Who Will Forgive Me When I Fail?




I once heard our culture described as a place where "everything is permitted, and nothing is forgiven." There is much truth in that assessment. I think this is one of the reasons why so many people are anxiously trying these days to change moral norms so as to accommodate actions that humanity's moral conscience has always rejected in the past.

Deep down, people don't believe in forgiveness. They may talk about it, but in their hearts they don't really think its possible.

I can understand why people feel that way. Sometimes I feel that way myself. If I see "myself" as consisting in an autonomous project of self-definition, a project that I carry out alone, I will run into my own limitations everywhere. I will always fall short. And if I am truly alone, what can I do when I fail, other than condemn myself and suffer the condemnation of others?

When we find ourselves in this situation, we think that perhaps "society" can rescue us.

Thus we try to bend the moral norms, so that we can define our failures as success, and demand that others do the same. This can only be brought about by a refusal to look at reality, and by doing violence to ourselves and others. This violence, in turn, must be justified and redefined. We are afraid to be alone with the horror of what we have made of ourselves.

But perhaps our culture may begin to notice that redefining the standards of what it means to be human, among other things, doesn't work. We still bump into our own limitations, everywhere. We have seen that we can't follow with total coherence the meaning that is inherent to our humanity (and we're afraid to admit it). So we try to change that meaning, and to reshape society so that it supports what we think is a more attainable idea of human dignity. In the process, however, we have to establish a whole set of new rules. And, as it turns out, we're no good at keeping these rules either. We feel even less coherent, and even more alienated than ever, and we don't know where to turn.

We who claim to be "free" are in fact a society obsessed with guilt, terrified of failure, and full of self-loathing.
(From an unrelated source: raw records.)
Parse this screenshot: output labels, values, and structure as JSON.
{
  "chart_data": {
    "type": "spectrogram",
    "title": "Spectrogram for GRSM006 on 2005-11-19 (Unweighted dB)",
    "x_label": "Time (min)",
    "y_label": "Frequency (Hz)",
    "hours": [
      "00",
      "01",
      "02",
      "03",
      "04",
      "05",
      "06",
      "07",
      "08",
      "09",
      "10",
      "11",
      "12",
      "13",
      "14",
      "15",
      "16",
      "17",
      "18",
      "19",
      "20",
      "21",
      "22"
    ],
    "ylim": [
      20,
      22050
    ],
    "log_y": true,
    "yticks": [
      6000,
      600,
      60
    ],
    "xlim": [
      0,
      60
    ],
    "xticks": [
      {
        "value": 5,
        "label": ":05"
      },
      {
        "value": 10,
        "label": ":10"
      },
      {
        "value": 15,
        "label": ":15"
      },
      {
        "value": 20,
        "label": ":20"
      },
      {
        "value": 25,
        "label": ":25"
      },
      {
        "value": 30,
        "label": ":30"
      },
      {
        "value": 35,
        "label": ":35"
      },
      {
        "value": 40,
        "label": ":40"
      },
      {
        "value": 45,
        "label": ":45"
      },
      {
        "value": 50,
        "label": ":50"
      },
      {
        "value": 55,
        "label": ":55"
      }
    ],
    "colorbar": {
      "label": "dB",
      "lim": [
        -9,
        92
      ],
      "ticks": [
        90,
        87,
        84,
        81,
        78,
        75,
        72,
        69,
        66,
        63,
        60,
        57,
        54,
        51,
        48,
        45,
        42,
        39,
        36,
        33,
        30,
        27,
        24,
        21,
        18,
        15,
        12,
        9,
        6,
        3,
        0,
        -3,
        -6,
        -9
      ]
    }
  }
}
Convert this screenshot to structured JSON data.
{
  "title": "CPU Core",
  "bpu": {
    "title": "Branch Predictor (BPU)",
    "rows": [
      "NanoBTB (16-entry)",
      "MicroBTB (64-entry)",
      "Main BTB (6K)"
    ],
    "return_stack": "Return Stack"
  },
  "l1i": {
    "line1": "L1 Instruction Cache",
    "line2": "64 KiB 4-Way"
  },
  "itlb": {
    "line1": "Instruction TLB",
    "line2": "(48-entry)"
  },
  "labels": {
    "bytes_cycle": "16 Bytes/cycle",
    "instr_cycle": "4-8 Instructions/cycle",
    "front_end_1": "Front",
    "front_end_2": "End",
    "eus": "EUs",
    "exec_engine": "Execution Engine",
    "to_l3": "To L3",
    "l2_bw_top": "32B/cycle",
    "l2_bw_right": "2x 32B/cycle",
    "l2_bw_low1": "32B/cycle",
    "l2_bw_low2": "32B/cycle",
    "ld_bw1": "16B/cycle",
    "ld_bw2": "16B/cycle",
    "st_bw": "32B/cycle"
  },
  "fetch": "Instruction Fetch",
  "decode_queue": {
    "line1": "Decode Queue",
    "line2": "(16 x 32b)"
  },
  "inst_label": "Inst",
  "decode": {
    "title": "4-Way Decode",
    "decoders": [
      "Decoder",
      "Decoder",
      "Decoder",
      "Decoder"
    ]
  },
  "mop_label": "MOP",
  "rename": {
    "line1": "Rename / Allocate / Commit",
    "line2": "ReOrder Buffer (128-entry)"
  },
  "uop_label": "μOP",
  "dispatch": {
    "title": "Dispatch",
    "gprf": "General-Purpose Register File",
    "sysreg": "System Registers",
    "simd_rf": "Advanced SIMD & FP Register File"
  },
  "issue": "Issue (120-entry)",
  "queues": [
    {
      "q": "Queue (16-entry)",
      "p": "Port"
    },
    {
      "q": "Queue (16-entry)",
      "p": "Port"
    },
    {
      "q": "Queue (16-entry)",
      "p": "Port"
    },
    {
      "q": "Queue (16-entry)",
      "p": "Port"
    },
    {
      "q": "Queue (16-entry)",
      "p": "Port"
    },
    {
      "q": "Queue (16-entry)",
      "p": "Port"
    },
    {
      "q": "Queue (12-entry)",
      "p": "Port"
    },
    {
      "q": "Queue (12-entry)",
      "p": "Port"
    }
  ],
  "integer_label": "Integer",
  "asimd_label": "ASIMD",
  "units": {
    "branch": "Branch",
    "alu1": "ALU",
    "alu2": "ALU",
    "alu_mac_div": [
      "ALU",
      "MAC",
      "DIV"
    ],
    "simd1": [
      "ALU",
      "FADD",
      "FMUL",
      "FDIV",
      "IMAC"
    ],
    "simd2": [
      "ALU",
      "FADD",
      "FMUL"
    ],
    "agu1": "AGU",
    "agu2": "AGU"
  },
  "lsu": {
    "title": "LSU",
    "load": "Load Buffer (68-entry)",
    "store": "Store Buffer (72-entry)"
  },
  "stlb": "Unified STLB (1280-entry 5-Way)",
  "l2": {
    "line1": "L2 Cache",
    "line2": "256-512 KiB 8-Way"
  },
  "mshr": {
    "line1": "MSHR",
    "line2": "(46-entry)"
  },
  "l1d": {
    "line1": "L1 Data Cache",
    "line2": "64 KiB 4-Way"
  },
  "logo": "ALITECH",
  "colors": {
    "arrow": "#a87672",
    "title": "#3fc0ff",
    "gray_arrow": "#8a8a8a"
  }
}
We have succeeded in manipulating our understanding of humanity and creating our own rules. But when we look at our personal and social lives, everything is more messed up than it was before! So, we flee into addictions in a desperate effort to distract ourselves. Or we try to use will power to suppress our inner pain, to plug up all the real human anguish and longing that keeps spilling through the cracks and into our awareness. 

To put it simply: we are not happy.

We experience ourselves as failures, sooner or later. We condemn ourselves by our own rules, and we can't imagine the possibility of forgiveness because each of us feels more alone than ever with the confusion of who we are and the mess of what we have chosen to do. More alone than ever....

But what if I am not "alone"?

What if the core of my person consists in "belonging-to-Another"? What if my real life is in fact a relationship with the Source of all meaning and goodness? And what if I begin to realize that my very be-ing in this moment is the result of the fact that I am being loved by the One who is Infinite Love?

If this is true, then I am "good" and my humanity is a gift. A precious gift. I am precious to Someone. And when I fail, I can seek forgiveness. I can hope that the One who is Good will make me good. This hope is written on my heart, and I do not need to suffocate it. There is forgiveness.

1 comment:

Brian Gill said...

Thoughtful: and something to think about.